Bernard Cazeneuve n'a pas tardé à réagir aux accusations de harcèlement dont son ministère fait l'objet depuis la publication d'une interview de Sandra Bertin. Cette responsable du Centre de supervision urbain (CSU) de Nice travaillait le soir du 14 juillet quand un camion a foncé dans la foule. Elle a raconté dans un entretien au JDD la pression qu'elle a subi de la part de la place Beauvau. Le ministre a a décidé de porter plainte pour "diffamation".

"Contrairement à ce que Mme Bertin affirme, ce n'est en aucun cas "le cabinet du ministre de l'Intérieur qui a envoyé un commissaire au CSU" ou qui aurait eu des échanges avec elle", explique le ministère de l'Intérieur dans un communiqué en rappelant que c'est sous la "seule autorité" du procureur de Paris "que des policiers enquêteurs ont été dépêchés au CSU de Nice". 

 

"Des accusations indignes"

"Les accusations indignes de ce jour s'inscrivent dans la suite des polémiques virulentes que certains élus de Nice ont souhaité entretenir puis alimenter chaque jour depuis le terrible attentat du 14 juillet", dénonce Beauvau en appelant "chacun à reprendre ses esprits". "La vérité, la transparence et la dignité exigent que l'enquête conduite sous l'autorité des magistrats instructeurs puisse de dérouler dans les meilleures conditions : la France le doit aux victimes de cet acte odieux", poursuit le ministère en soulignant qu'il "contribue activement à cette oeuvre de vérité, par la mobilisation des services compétents placés sous l'autorité des magistrats". 

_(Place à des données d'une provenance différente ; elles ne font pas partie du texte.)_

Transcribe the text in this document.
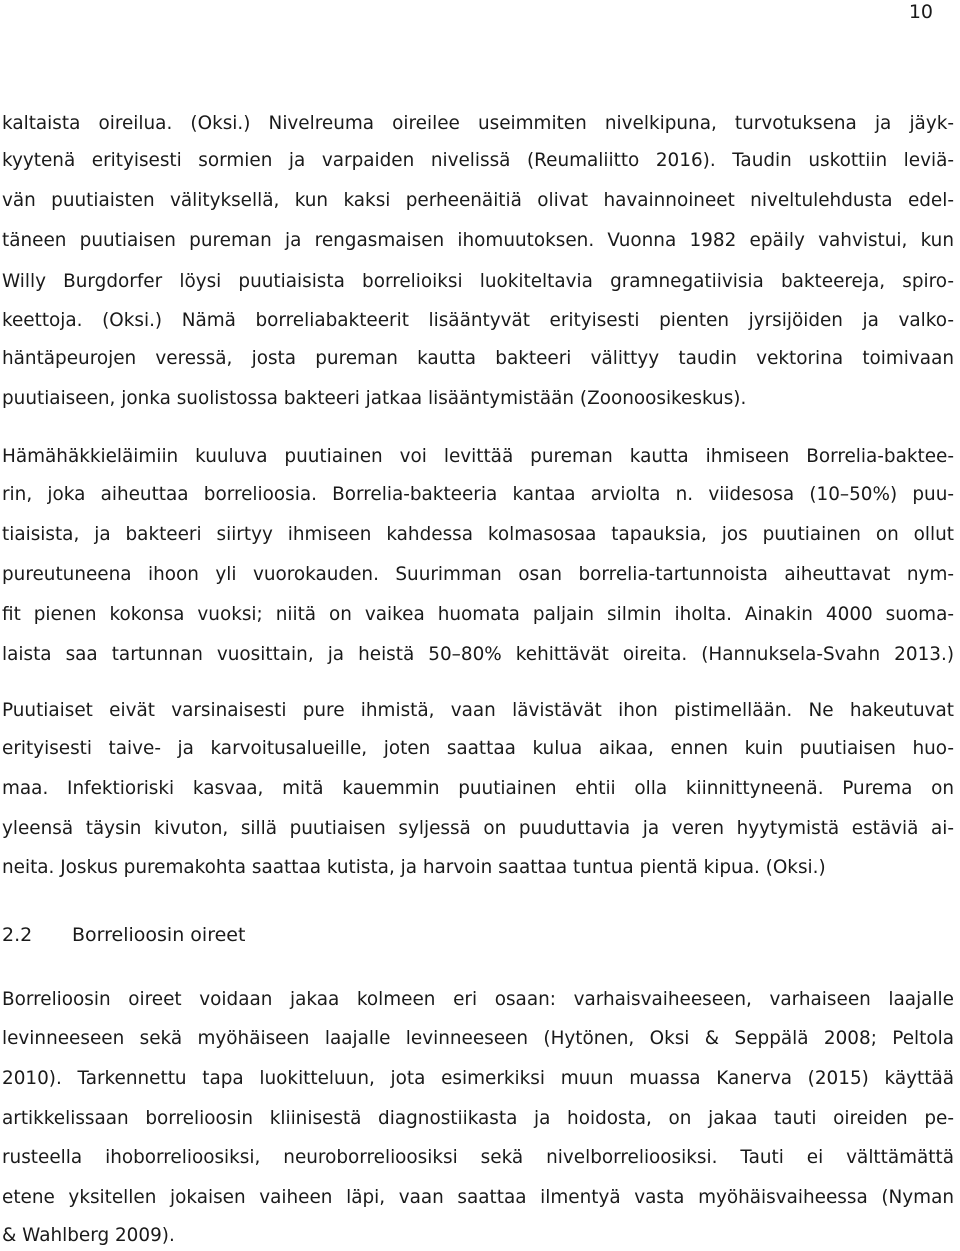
10
kaltaista oireilua. (Oksi.) Nivelreuma oireilee useimmiten nivelkipuna, turvotuksena ja jäyk-
kyytenä erityisesti sormien ja varpaiden nivelissä (Reumaliitto 2016). Taudin uskottiin leviä-
vän puutiaisten välityksellä, kun kaksi perheenäitiä olivat havainnoineet niveltulehdusta edel-
täneen puutiaisen pureman ja rengasmaisen ihomuutoksen. Vuonna 1982 epäily vahvistui, kun
Willy Burgdorfer löysi puutiaisista borrelioiksi luokiteltavia gramnegatiivisia bakteereja, spiro-
keettoja. (Oksi.) Nämä borreliabakteerit lisääntyvät erityisesti pienten jyrsijöiden ja valko-
häntäpeurojen veressä, josta pureman kautta bakteeri välittyy taudin vektorina toimivaan
puutiaiseen, jonka suolistossa bakteeri jatkaa lisääntymistään (Zoonoosikeskus).
Hämähäkkieläimiin kuuluva puutiainen voi levittää pureman kautta ihmiseen Borrelia-baktee-
rin, joka aiheuttaa borrelioosia. Borrelia-bakteeria kantaa arviolta n. viidesosa (10–50%) puu-
tiaisista, ja bakteeri siirtyy ihmiseen kahdessa kolmasosaa tapauksia, jos puutiainen on ollut
pureutuneena ihoon yli vuorokauden. Suurimman osan borrelia-tartunnoista aiheuttavat nym-
fit pienen kokonsa vuoksi; niitä on vaikea huomata paljain silmin iholta. Ainakin 4000 suoma-
laista saa tartunnan vuosittain, ja heistä 50–80% kehittävät oireita. (Hannuksela-Svahn 2013.)
Puutiaiset eivät varsinaisesti pure ihmistä, vaan lävistävät ihon pistimellään. Ne hakeutuvat
erityisesti taive- ja karvoitusalueille, joten saattaa kulua aikaa, ennen kuin puutiaisen huo-
maa. Infektioriski kasvaa, mitä kauemmin puutiainen ehtii olla kiinnittyneenä. Purema on
yleensä täysin kivuton, sillä puutiaisen syljessä on puuduttavia ja veren hyytymistä estäviä ai-
neita. Joskus puremakohta saattaa kutista, ja harvoin saattaa tuntua pientä kipua. (Oksi.)
2.2 Borrelioosin oireet
Borrelioosin oireet voidaan jakaa kolmeen eri osaan: varhaisvaiheeseen, varhaiseen laajalle
levinneeseen sekä myöhäiseen laajalle levinneeseen (Hytönen, Oksi & Seppälä 2008; Peltola
2010). Tarkennettu tapa luokitteluun, jota esimerkiksi muun muassa Kanerva (2015) käyttää
artikkelissaan borrelioosin kliinisestä diagnostiikasta ja hoidosta, on jakaa tauti oireiden pe-
rusteella ihoborrelioosiksi, neuroborrelioosiksi sekä nivelborrelioosiksi. Tauti ei välttämättä
etene yksitellen jokaisen vaiheen läpi, vaan saattaa ilmentyä vasta myöhäisvaiheessa (Nyman
& Wahlberg 2009).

La responsable de la vidéosurveillance explique avoir reçu, le lendemain de l'attentat, la visite d'un représentant du cabinet du ministre de l’Intérieurau CSU qui l’a mise en ligne avec le ministère de l'Intérieur. "J’ai alors eu affaire à une personne pressée qui m’a demandé un compte-rendu signalant les points de présence de la police municipale, les barrières, et de bien préciser que l’on voyait aussi la police nationale sur deux points dans le dispositif de sécurité. Je lui ai répondu que je n’écrirais que ce que j’avais vu". Elle affirme avoir été "harcelée pendant une heure" le lendemain de l'attentat. "On m'a ordonné de taper des positions spécifiques de la police nationale que je n'ai pas vues à l'écran".